Authors: Tracy Morton, Daniel J. Kim, Tracey Deleeuw, Jason Curran, Paul Olszynski and Virginia W. Robinson

Publication date: February 2024


The objective of this study was to determine the scale and scope of use of point-of-care ultrasound (POCUS) in rural British Columbia (BC). Respondents reported ease of access to local POCUS devices, with use highest in emergency departments (87.2%) followed by ambulatory care clinic (54.7%) and inpatient (50.3%) settings. From its origins in emergency medicine and surgical settings, point-of-care ultrasound (POCUS) use has rapidly spread to various specialties, including critical care, internal medicine, anesthesia, and family medicine.

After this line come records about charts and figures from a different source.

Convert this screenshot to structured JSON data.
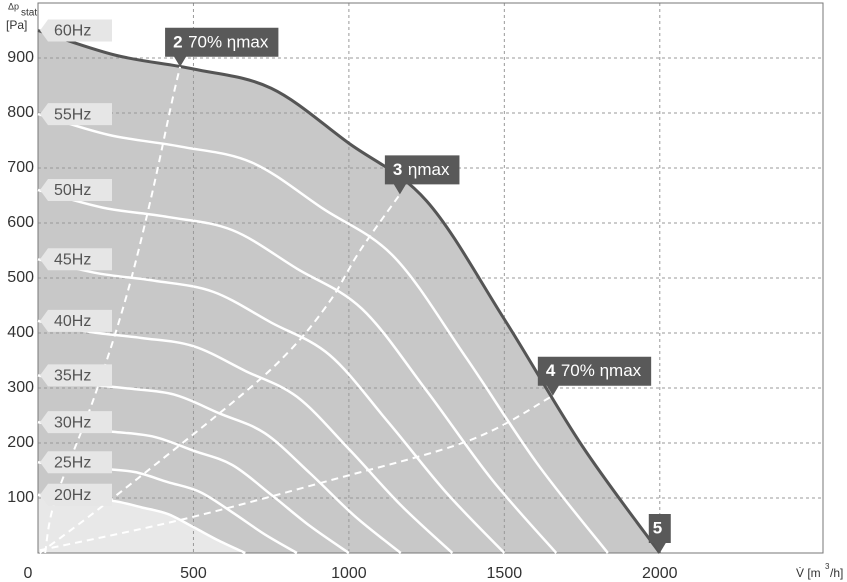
{
  "chart_data": {
    "type": "line",
    "ylabel": "Δp",
    "ylabel_sub": "stat",
    "ylabel_unit": "[Pa]",
    "xlabel_main": "V̇ [m",
    "xlabel_sup": "3",
    "xlabel_end": "/h]",
    "xlim": [
      0,
      2525
    ],
    "ylim": [
      0,
      1000
    ],
    "xticks": [
      0,
      500,
      1000,
      1500,
      2000
    ],
    "yticks": [
      100,
      200,
      300,
      400,
      500,
      600,
      700,
      800,
      900
    ],
    "grid": true,
    "series": [
      {
        "name": "60Hz",
        "color": "#555555",
        "x": [
          0,
          250,
          500,
          750,
          1000,
          1250,
          1500,
          1750,
          2000
        ],
        "values": [
          950,
          905,
          880,
          845,
          745,
          640,
          425,
          195,
          0
        ]
      },
      {
        "name": "55Hz",
        "color": "#ffffff",
        "x": [
          0,
          229,
          458,
          688,
          917,
          1146,
          1375,
          1604,
          1833
        ],
        "values": [
          798,
          760,
          739,
          710,
          626,
          538,
          357,
          164,
          0
        ]
      },
      {
        "name": "50Hz",
        "color": "#ffffff",
        "x": [
          0,
          208,
          417,
          625,
          833,
          1042,
          1250,
          1458,
          1667
        ],
        "values": [
          660,
          628,
          611,
          587,
          517,
          444,
          295,
          135,
          0
        ]
      },
      {
        "name": "45Hz",
        "color": "#ffffff",
        "x": [
          0,
          188,
          375,
          563,
          750,
          938,
          1125,
          1313,
          1500
        ],
        "values": [
          534,
          509,
          495,
          475,
          419,
          360,
          239,
          110,
          0
        ]
      },
      {
        "name": "40Hz",
        "color": "#ffffff",
        "x": [
          0,
          167,
          333,
          500,
          667,
          833,
          1000,
          1167,
          1333
        ],
        "values": [
          422,
          402,
          391,
          376,
          331,
          284,
          189,
          87,
          0
        ]
      },
      {
        "name": "35Hz",
        "color": "#ffffff",
        "x": [
          0,
          146,
          292,
          438,
          583,
          729,
          875,
          1021,
          1167
        ],
        "values": [
          323,
          308,
          299,
          288,
          254,
          218,
          145,
          66,
          0
        ]
      },
      {
        "name": "30Hz",
        "color": "#ffffff",
        "x": [
          0,
          125,
          250,
          375,
          500,
          625,
          750,
          875,
          1000
        ],
        "values": [
          238,
          226,
          220,
          211,
          186,
          160,
          106,
          49,
          0
        ]
      },
      {
        "name": "25Hz",
        "color": "#ffffff",
        "x": [
          0,
          104,
          208,
          313,
          417,
          521,
          625,
          729,
          833
        ],
        "values": [
          165,
          157,
          153,
          147,
          129,
          111,
          74,
          34,
          0
        ]
      },
      {
        "name": "20Hz",
        "color": "#ffffff",
        "x": [
          0,
          83,
          167,
          250,
          333,
          417,
          500,
          583,
          667
        ],
        "values": [
          106,
          101,
          98,
          94,
          83,
          71,
          47,
          22,
          0
        ]
      }
    ],
    "system_curves": [
      {
        "x": [
          23,
          55,
          177,
          280,
          361,
          431,
          457
        ],
        "values": [
          0,
          96,
          277,
          458,
          639,
          821,
          884
        ]
      },
      {
        "x": [
          6,
          232,
          633,
          810,
          939,
          1035,
          1164
        ],
        "values": [
          0,
          96,
          277,
          368,
          458,
          549,
          652
        ]
      },
      {
        "x": [
          6,
          457,
          939,
          1389,
          1656
        ],
        "values": [
          5,
          60,
          132,
          205,
          286
        ]
      }
    ],
    "markers": [
      {
        "number": "2",
        "label": "70% ηmax",
        "x": 457,
        "y": 884
      },
      {
        "number": "3",
        "label": "ηmax",
        "x": 1164,
        "y": 652
      },
      {
        "number": "4",
        "label": "70% ηmax",
        "x": 1656,
        "y": 286
      },
      {
        "number": "5",
        "x": 2000,
        "y": 0
      }
    ]
  }
}
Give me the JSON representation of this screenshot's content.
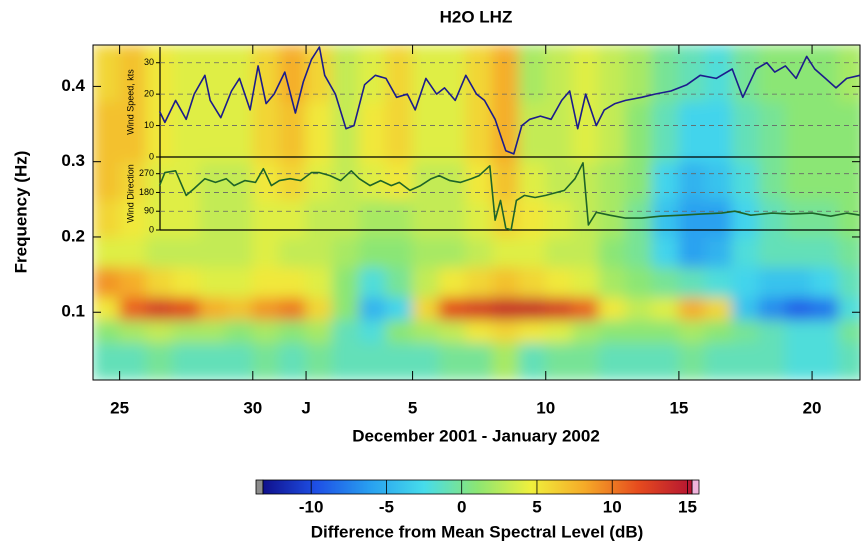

Point-of-care ultrasound is now widely available owing to technologic improvements, lower costs, and improved training pathways. For Canadian rural clinicians practising with limited access to diagnostic imaging services such as radiology ultrasound or computed tomography scanning, POCUS equips providers with a bedside tool that can answer diverse diagnostic questions, such as causes of shock, shortness of breath, or abdominal pain, among other clinical presentations. Furthermore, POCUS use improves procedural safety, especially with the use of real-time needle guidance.


Understanding POCUS use in rural British Columbia could better inform service planning and education needs, both provincially and nationally. Our objectives are to describe POCUS use among rural health care providers in British Columbia with a focus on its clinical use, provider attitudes, and barriers to its use.